CS 194-26 Project 5: Image Warping and Mosaicing

Eric Li

Overview

The goal of this project is to use homographies in order to create rectified images. The idea here is to use linear transformations to generate warps that tkae an image from an unalighned state to an aligned state.

Shooting the Pictures

Here are the images that I plan on warping.

Image Rectification

After coding up the warp calculator using a set of points and least squares to determine the most suitable homography, I was able to use the math to straighten images.

Panorama Generation

For this part I warp both images to the same plane and use a Laplacian pyramid to blend the images.

The individual warped images and their combination aligned with SSD are as follows.

Stitching the two parts of the parts of the image also using SSD values yields the following.

Running the same procedure on another set of images.

Project Part 2

For automatic panorama generation, I started out finding the corners in the image. This was in the order of tens of thousands, so I used supression to get the corners for the images as follows. These images are generated by implementing a feature descriptor for each feature point and matching the feature discriptors between the two points by using an SSD metric to compare them. The features I used are normalized and demeaned for best comparison accuracy.

I then pick the points with a ratio between second best match and best match of less than 0.2, which yields the following points. I run a RANSAC to compute a homography and use the procedure I wrote in the first part of the project to compute a homography.

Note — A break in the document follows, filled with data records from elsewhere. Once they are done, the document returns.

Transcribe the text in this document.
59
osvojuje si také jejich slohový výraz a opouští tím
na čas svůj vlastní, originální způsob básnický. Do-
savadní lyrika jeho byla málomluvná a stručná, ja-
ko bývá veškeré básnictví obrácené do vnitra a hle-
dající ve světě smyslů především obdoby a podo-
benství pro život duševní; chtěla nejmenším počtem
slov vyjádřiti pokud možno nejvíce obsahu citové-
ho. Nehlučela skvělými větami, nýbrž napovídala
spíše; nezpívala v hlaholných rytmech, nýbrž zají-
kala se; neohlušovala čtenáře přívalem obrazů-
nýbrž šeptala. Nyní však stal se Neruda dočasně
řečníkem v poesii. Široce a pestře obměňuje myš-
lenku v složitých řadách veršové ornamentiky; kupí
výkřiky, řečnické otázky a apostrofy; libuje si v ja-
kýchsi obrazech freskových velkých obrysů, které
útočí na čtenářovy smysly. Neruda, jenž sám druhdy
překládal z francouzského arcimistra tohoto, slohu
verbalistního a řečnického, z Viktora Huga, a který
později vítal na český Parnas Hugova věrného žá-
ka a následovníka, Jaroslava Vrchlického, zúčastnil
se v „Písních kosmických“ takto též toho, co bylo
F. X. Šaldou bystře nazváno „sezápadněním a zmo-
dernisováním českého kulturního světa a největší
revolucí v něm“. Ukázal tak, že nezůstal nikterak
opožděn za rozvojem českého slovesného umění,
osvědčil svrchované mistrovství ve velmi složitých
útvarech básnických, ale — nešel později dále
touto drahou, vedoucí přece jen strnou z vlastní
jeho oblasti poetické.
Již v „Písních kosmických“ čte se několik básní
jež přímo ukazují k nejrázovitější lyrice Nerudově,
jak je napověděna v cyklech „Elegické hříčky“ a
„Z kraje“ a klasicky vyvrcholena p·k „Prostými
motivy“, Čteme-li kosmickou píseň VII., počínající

Here are the results of my homography.

The following is the mask I use in the Laplacian blend of the two images.

What I Learned

In this project I learned that linear transformations are able to transform pictures taken from different angles from the same location into all sorts of different angles and scalings to make them fit on a certain surface. Linear algebra yields important tools that allows us to cast objects to affine shapes while preserving the relative position of the object with the environment around them.

In the second part of the project I learned that we can use SSD to match features. Using these features and a neat way of computing match ratios, we can give our RANSAC the best possible candidates for a homography computation. This set of points and the homography computed can then be subject to linear algebra methods that allow us to project one image to the other completely automatically.